2010年4月2日(金)「しんぶん赤旗」

米軍 6月大攻撃か

アフガン南部カンダハル州


 【ワシントン=小林俊哉】米ワシントン・ポスト紙は31日付で、米軍がアフガニスタン南部のカンダハル州で反政府勢力タリバンへの大規模掃討作戦を今年6月にも予定していると報じました。

 同紙は、米軍高官の話として、米軍は現在、同州の地域指導者や部族の長老などに腐敗一掃とタリバン追放などを要求していると報道。それができない場合、カンダハル市を含め、掃討作戦が行われると伝えています。

 アフガン訪問中の米制服組トップ、マレン統合参謀本部議長も、タリバンの牙城とされるカンダハルを「重心」と呼んで、戦略上の中心課題に位置づけています。大都市部での掃討作戦で、多数の犠牲者が出ることが予想されます。

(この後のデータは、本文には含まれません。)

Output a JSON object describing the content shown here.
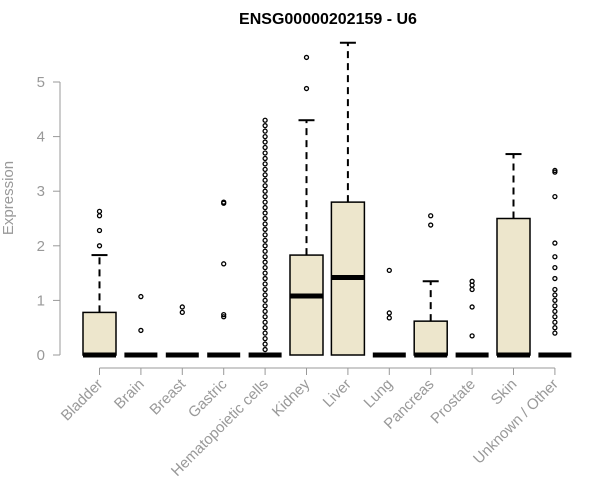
{
  "chart_data": {
    "type": "box",
    "title": "ENSG00000202159 - U6",
    "xlabel": "",
    "ylabel": "Expression",
    "ylim": [
      0,
      5.6
    ],
    "yticks": [
      0,
      1,
      2,
      3,
      4,
      5
    ],
    "grid": false,
    "colors": {
      "box_fill": "#ede6cc",
      "axis": "#999999",
      "title": "#000000"
    },
    "categories": [
      "Bladder",
      "Brain",
      "Breast",
      "Gastric",
      "Hematopoietic cells",
      "Kidney",
      "Liver",
      "Lung",
      "Pancreas",
      "Prostate",
      "Skin",
      "Unknown / Other"
    ],
    "boxes": [
      {
        "name": "Bladder",
        "q1": 0,
        "median": 0,
        "q3": 0.78,
        "whisker_low": 0,
        "whisker_high": 1.83,
        "outliers": [
          2.0,
          2.28,
          2.55,
          2.63
        ]
      },
      {
        "name": "Brain",
        "q1": 0,
        "median": 0,
        "q3": 0,
        "whisker_low": 0,
        "whisker_high": 0,
        "outliers": [
          0.45,
          1.07
        ]
      },
      {
        "name": "Breast",
        "q1": 0,
        "median": 0,
        "q3": 0,
        "whisker_low": 0,
        "whisker_high": 0,
        "outliers": [
          0.78,
          0.88
        ]
      },
      {
        "name": "Gastric",
        "q1": 0,
        "median": 0,
        "q3": 0,
        "whisker_low": 0,
        "whisker_high": 0,
        "outliers": [
          0.7,
          0.74,
          1.67,
          2.78,
          2.8
        ]
      },
      {
        "name": "Hematopoietic cells",
        "q1": 0,
        "median": 0,
        "q3": 0,
        "whisker_low": 0,
        "whisker_high": 0,
        "outliers": [
          0.1,
          0.2,
          0.3,
          0.4,
          0.5,
          0.6,
          0.7,
          0.8,
          0.9,
          1.0,
          1.1,
          1.2,
          1.3,
          1.4,
          1.5,
          1.6,
          1.7,
          1.8,
          1.9,
          2.0,
          2.1,
          2.2,
          2.3,
          2.4,
          2.5,
          2.6,
          2.7,
          2.8,
          2.9,
          3.0,
          3.1,
          3.2,
          3.3,
          3.4,
          3.5,
          3.6,
          3.7,
          3.8,
          3.9,
          4.0,
          4.1,
          4.2,
          4.3
        ]
      },
      {
        "name": "Kidney",
        "q1": 0,
        "median": 1.08,
        "q3": 1.83,
        "whisker_low": 0,
        "whisker_high": 4.3,
        "outliers": [
          4.88,
          5.45
        ]
      },
      {
        "name": "Liver",
        "q1": 0,
        "median": 1.42,
        "q3": 2.8,
        "whisker_low": 0,
        "whisker_high": 5.72,
        "outliers": []
      },
      {
        "name": "Lung",
        "q1": 0,
        "median": 0,
        "q3": 0,
        "whisker_low": 0,
        "whisker_high": 0,
        "outliers": [
          0.68,
          0.77,
          1.55
        ]
      },
      {
        "name": "Pancreas",
        "q1": 0,
        "median": 0,
        "q3": 0.62,
        "whisker_low": 0,
        "whisker_high": 1.35,
        "outliers": [
          2.38,
          2.55
        ]
      },
      {
        "name": "Prostate",
        "q1": 0,
        "median": 0,
        "q3": 0,
        "whisker_low": 0,
        "whisker_high": 0,
        "outliers": [
          0.35,
          0.88,
          1.2,
          1.28,
          1.35
        ]
      },
      {
        "name": "Skin",
        "q1": 0,
        "median": 0,
        "q3": 2.5,
        "whisker_low": 0,
        "whisker_high": 3.68,
        "outliers": []
      },
      {
        "name": "Unknown / Other",
        "q1": 0,
        "median": 0,
        "q3": 0,
        "whisker_low": 0,
        "whisker_high": 0,
        "outliers": [
          0.4,
          0.5,
          0.6,
          0.7,
          0.8,
          0.9,
          1.0,
          1.1,
          1.2,
          1.4,
          1.6,
          1.8,
          2.05,
          2.9,
          3.35,
          3.38
        ]
      }
    ]
  }
}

 3万人の米軍再増派で、軍事作戦を強めるオバマ政権ですが、同時並行ですすめるとした政治解決の模索はすすんでいません。米ニューヨーク・タイムズ紙(29日付)は、カルザイ・アフガン大統領が「米軍は、アフガンを支配しようとして駐留している。タリバンとの和平交渉を妨害しているのも米軍だ」と強い不信感を表明したと報じています。

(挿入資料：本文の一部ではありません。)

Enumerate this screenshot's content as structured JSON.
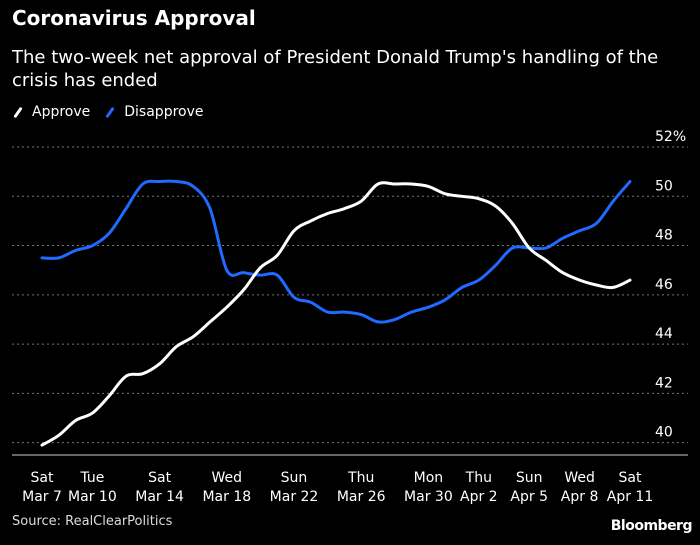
{
  "title": "Coronavirus Approval",
  "subtitle": "The two-week net approval of President Donald Trump's handling of the crisis has ended",
  "source": "Source: RealClearPolitics",
  "brand": "Bloomberg",
  "colors": {
    "approve": "#ffffff",
    "disapprove": "#1f6bff",
    "grid": "#777777"
  },
  "chart_data": {
    "type": "line",
    "title": "Coronavirus Approval",
    "ylim": [
      39.5,
      52
    ],
    "y_ticks": [
      40,
      42,
      44,
      46,
      48,
      50,
      52
    ],
    "y_tick_labels": [
      "40",
      "42",
      "44",
      "46",
      "48",
      "50",
      "52%"
    ],
    "grid": "horizontal dotted",
    "legend_position": "top-left",
    "x_labels": [
      {
        "day": "Sat",
        "date": "Mar 7"
      },
      {
        "day": "Tue",
        "date": "Mar 10"
      },
      {
        "day": "Sat",
        "date": "Mar 14"
      },
      {
        "day": "Wed",
        "date": "Mar 18"
      },
      {
        "day": "Sun",
        "date": "Mar 22"
      },
      {
        "day": "Thu",
        "date": "Mar 26"
      },
      {
        "day": "Mon",
        "date": "Mar 30"
      },
      {
        "day": "Thu",
        "date": "Apr 2"
      },
      {
        "day": "Sun",
        "date": "Apr 5"
      },
      {
        "day": "Wed",
        "date": "Apr 8"
      },
      {
        "day": "Sat",
        "date": "Apr 11"
      }
    ],
    "x": [
      "Mar 7",
      "Mar 8",
      "Mar 9",
      "Mar 10",
      "Mar 11",
      "Mar 12",
      "Mar 13",
      "Mar 14",
      "Mar 15",
      "Mar 16",
      "Mar 17",
      "Mar 18",
      "Mar 19",
      "Mar 20",
      "Mar 21",
      "Mar 22",
      "Mar 23",
      "Mar 24",
      "Mar 25",
      "Mar 26",
      "Mar 27",
      "Mar 28",
      "Mar 29",
      "Mar 30",
      "Mar 31",
      "Apr 1",
      "Apr 2",
      "Apr 3",
      "Apr 4",
      "Apr 5",
      "Apr 6",
      "Apr 7",
      "Apr 8",
      "Apr 9",
      "Apr 10",
      "Apr 11"
    ],
    "series": [
      {
        "name": "Approve",
        "color": "#ffffff",
        "values": [
          39.9,
          40.3,
          40.9,
          41.2,
          41.9,
          42.7,
          42.8,
          43.2,
          43.9,
          44.3,
          44.9,
          45.5,
          46.2,
          47.1,
          47.6,
          48.6,
          49.0,
          49.3,
          49.5,
          49.8,
          50.5,
          50.5,
          50.5,
          50.4,
          50.1,
          50.0,
          49.9,
          49.6,
          48.9,
          47.9,
          47.4,
          46.9,
          46.6,
          46.4,
          46.3,
          46.6
        ]
      },
      {
        "name": "Disapprove",
        "color": "#1f6bff",
        "values": [
          47.5,
          47.5,
          47.8,
          48.0,
          48.5,
          49.5,
          50.5,
          50.6,
          50.6,
          50.4,
          49.5,
          47.0,
          46.9,
          46.8,
          46.8,
          45.9,
          45.7,
          45.3,
          45.3,
          45.2,
          44.9,
          45.0,
          45.3,
          45.5,
          45.8,
          46.3,
          46.6,
          47.2,
          47.9,
          47.9,
          47.9,
          48.3,
          48.6,
          48.9,
          49.8,
          50.6
        ]
      }
    ]
  }
}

 同紙によると、カルザイ氏は3月中に米国を訪問するよう招待されていたものの、腐敗一掃の努力が足りないことなどを理由に、米側が一方的に招待を取り消しました。これに怒ったカルザイ氏は、イランのアハマディネジャド大統領を同国に招待し、米国批判で歩調を合わせました。

 28日にオバマ氏がアフガンを電撃訪問し、カルザイ氏と会談したのも、関係修復への模索の一環とみられます。しかし、肝心の政治解決へ向けた展望は不透明なままです。